Luister, wat er tusschen de boerenknapen en de buurmeisjes op de Spinning werd gezegd:
- De weerd uit de herberg heeft, zoo als men zegt, door de spleet van den zolder alles afgeloerd, wat er beneden tusschen de fransche ruiters en de twee smeden plaats greep.
- Aan al wie het wil hooren, vertelt hij, dat het Stan Saltman en de jonge smidsbaas waren, die den wachtmeester het huis van Klumpp aanwezen.
- Ook heeft hij gezien, dat de twee smeden bij elkander stonden te lachen, toen de ruiters het Heiligenbeeld aan stukken sloegen.
- En uitriepen: ‘dat is jammer!’ toen het schot van den wachtmeester in de lucht afging.
- Dat zij beiden (ja, 't zijn beiden eerlooze schurken) in de handen stonden te klappen, toen de wachtmeester de arme Gitta naar binnentrok.
- En met eigen oogen zag hij door de zolderspleet dat Barn den wachtmeester bij den arm had....
| |
| |
- En door gebaarden hem de staldeur aanwees....
- Langs waar Wolf de vlucht nam.
- En ook door gebaarden hem wist te beduiden dat de smid onder het hooi lag geborgen.
- Ook heeft hij gehoord dat Barn tot Stan Saltman zeide: ‘Juist wat hij hebben moet.’
- Wat schurken!
- Wat Judassen!
- Ook heeft de weerd uit de herberg duidelijk gehoord, dat die afzichtelijke kerel met zijn apenarmen zegde, dat Wolf zijn laatste hoefijzer gesmeed had.
- Waarop Barn gezegd had, dat niet langer dan morgen, Wolf een lijk zijn zou.

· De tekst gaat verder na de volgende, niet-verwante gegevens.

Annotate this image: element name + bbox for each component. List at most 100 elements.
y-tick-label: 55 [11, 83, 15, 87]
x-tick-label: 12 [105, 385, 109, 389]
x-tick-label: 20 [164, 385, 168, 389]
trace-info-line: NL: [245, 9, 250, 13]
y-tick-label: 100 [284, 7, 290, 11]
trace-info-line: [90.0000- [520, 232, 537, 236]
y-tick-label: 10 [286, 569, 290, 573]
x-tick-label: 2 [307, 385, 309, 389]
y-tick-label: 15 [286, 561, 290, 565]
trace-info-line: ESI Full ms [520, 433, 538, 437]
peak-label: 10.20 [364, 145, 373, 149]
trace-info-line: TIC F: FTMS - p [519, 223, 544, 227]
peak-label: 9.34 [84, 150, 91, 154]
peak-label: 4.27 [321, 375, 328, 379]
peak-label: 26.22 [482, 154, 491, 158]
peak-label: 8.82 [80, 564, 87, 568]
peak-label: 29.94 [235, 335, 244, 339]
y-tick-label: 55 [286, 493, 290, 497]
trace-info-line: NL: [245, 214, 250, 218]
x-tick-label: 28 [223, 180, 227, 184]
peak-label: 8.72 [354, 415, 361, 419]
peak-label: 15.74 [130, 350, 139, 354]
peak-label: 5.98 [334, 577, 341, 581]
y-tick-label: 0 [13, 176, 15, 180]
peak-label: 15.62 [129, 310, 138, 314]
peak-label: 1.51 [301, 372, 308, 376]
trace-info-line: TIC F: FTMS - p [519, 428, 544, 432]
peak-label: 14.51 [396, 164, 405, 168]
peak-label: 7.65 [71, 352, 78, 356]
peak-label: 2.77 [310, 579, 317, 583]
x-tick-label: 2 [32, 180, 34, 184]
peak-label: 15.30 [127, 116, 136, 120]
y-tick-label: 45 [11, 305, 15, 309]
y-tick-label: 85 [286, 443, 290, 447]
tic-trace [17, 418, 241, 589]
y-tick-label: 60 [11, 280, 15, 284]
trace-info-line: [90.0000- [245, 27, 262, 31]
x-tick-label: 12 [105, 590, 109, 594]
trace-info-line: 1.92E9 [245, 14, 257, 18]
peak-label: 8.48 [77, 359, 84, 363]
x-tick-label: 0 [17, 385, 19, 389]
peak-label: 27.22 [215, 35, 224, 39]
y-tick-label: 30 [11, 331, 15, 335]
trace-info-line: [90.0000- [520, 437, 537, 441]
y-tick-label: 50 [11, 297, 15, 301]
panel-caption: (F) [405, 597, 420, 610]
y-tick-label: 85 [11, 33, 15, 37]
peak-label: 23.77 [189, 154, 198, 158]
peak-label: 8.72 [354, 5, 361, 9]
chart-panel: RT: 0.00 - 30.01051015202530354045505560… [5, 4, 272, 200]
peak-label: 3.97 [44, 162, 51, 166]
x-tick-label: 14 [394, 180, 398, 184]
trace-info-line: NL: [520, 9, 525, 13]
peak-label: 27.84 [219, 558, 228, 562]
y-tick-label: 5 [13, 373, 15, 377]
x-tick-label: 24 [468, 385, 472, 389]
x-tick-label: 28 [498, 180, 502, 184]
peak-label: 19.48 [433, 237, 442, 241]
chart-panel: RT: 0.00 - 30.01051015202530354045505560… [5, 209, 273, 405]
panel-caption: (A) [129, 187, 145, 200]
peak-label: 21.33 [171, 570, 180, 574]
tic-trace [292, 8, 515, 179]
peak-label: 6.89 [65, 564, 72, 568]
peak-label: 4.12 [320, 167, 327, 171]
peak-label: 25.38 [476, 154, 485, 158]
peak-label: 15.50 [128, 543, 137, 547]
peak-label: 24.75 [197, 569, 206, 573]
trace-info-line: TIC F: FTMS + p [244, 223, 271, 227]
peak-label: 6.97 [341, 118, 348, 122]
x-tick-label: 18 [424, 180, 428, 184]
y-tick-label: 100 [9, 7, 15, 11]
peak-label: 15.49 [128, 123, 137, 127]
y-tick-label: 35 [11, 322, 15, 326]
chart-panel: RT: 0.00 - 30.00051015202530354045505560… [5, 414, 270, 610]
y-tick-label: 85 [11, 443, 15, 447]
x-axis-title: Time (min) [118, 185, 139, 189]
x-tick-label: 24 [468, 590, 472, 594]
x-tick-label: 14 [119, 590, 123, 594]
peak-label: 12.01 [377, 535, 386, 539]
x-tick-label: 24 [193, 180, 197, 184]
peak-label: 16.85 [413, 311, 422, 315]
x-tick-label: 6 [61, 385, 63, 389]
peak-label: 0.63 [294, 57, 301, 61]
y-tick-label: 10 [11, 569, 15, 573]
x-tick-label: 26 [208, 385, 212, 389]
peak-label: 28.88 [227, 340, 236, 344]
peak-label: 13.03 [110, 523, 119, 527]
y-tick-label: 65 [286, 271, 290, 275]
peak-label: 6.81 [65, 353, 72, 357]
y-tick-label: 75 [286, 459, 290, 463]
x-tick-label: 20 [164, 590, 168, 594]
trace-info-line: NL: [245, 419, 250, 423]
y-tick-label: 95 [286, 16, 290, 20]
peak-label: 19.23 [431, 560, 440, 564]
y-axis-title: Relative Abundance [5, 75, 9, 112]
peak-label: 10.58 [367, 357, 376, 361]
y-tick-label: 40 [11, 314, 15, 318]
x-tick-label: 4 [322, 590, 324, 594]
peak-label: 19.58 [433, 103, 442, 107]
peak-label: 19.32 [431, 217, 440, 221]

- En wat voegde hij er bij?
- Of zijne schoone dochter nu nog niet te koop zou zijn voor minder dan duizend dukaten?
- Foei, wat een wrokkige kerel!
- En zou dat nu enkel wezen, omdat hij bij den smid een blauw scheen liep?
- Ja, daarom is het.
- En ook omdat Wolf, ofschoon zijn smis wel deerlijk is verloopen, toch altijd een mededinger voor hem blijft.
- Foei, die nijdigaard!
- En om dat alles zou hij de arme Gitta den dood aandoen!
- En haar vader, den braven Wolf, laten doodschieten!
- Wat een rosse scheefoog!
- Zijn afgunstig en wraakzuchtig hart toonen wel aan wat hij is.
- Wat zou hij zijn?
- Een landlooperskind, wien men daar onder den elzenboom bij de kloosterpoort, als een nietswaardig ding, als een stuk hout neersmeet! En is dat achterklap? Neen, dat weet heel het dorp.
- Van ons huis komt er toch stellig geen slag werk meer in zijn smis.
| |
| |
- Bij ons is dat ook reeds besloten.
- Al moest men ook vier uren ver rijden om een ijzer onder den hoef te krijgen.
- Dat hoeft niet; Wolf Klumpp is er nog.
- En is die niet altijd een bekwaam werkman geweest?
- Zeker, en dat is hij nog; en hij blijft het.
- En was er Wolf niet, ging vader, zegt hij; nog liever naar een ander dorp.
- Zoo is het ook bij ons.
- Zoo zal het overal wezen.
Ja, zoo was het overal. Het gebeurde bij Wolf Klumpp had de twee smeden dermate in den haat gebracht bij de bevolking, dat niemand meer den voet in de smis zette. Iedereen trok partij voor den eerlijken Wolf; door heel het dorp werden de namen van Elshout en Saltman geschandvlekt. En weldra was het wederom druk bij Klumpp zooals voorheen, druk zooals in de dagen zijner grootste welvaart, terwijl bij Elshout het smisvuur zelfs niet werd ontstoken. Tegen hem over weergalmde heel den dag de hamerslag op het aambeeld, en des avonds was het in de smis alsof er een vuurwerk was aangestoken. Bij Elshout lag de hamer stil op het aambeeld; men hoorde er geen vijl meer krasschen op de schroefbank, en des avonds was het in zijn smis donker en doodsch.
De Scheerslijpersjongen keek met zijne scheeve oogen heel den dag naar het werkhuis van zijn buurman, en hoe langer hij er heen loerde, hoe meer de nijd, de afgunst, de haat en de oude wrok in zijn hart begonnen te gloeien.
- Denkt hij zoo goedkoop onder mijne handen uit te komen? morde hij, terwijl zijn oog een bliksem schoot naar de smis van Wolf; dan kent hij mij nog niet.